I don’t subscribe to cable. That would’ve struck people as odd a few years ago, when I liked to watch TV and the shows I watched mostly weren’t on network television. But as any outdated magazine will write a feature story on, how people are consuming entertainment is changing. I can now stream videos from the websites of the networks rather than having to pay for five channels in a bundle I’ll only watch one of. I can skip syndication of old shows and watch entire series on Netflix at my leisure. I can also (purely in theory, of course) download torrents of TV series or individual shows the day after they air on traditional television. These are all improvements on how I can choose my entertainment without having to see what other awful things are being produced today.
Imagine being able to do that with people. I’m not a misanthrope like I used to be; I’ve found that good will towards others can help steer conversations away from the most mind numbing topics of layfolk conversation far better than avoidance or isolation. That’s at least an option for conversations I’m in. I play a part in them. Conversations I’m merely around, however, are outside my realm even when inside an earshot. Hearing people talk excessively about weather, shopping, gas prices, reality television shows, and their mundane everyday relationship foibles is having to subscribe to the rest of the channels in that bundle, without the ability to skip past commercials for the network’s other programs that are painful to even know they exist.

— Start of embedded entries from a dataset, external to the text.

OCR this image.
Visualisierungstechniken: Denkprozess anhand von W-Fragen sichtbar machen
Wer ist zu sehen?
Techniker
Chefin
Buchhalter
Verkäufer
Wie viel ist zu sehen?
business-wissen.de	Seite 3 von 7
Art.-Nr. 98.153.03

I don’t subscribe to cable. There isn’t a choice about being surrounded by people entirely different and uninteresting to me, though. That’s a pretty good reason to not have cable. There is a choice. As much as thought-spewers out there may philosophize about selective media and the computer programming that leads us to things similar rather than expanding our views through broader and general exposure, I have to deal with enough people in person to know what else is out there. I suppose that makes it a mixed blessing. And it’s a conversation starter – a far more interesting one than those brought up by people who would rather pay for cable to have more TV to hate than interact with a diversity of people to disagree with. There’s two birds with one stone, at least, that can distance me from those people who would rather limit their conversation to saying bad things about bad television, than having to listen to someone else. Having dull people to complain about is far more interesting than only having dull TV. And not only does it cost me less – I get paid for it.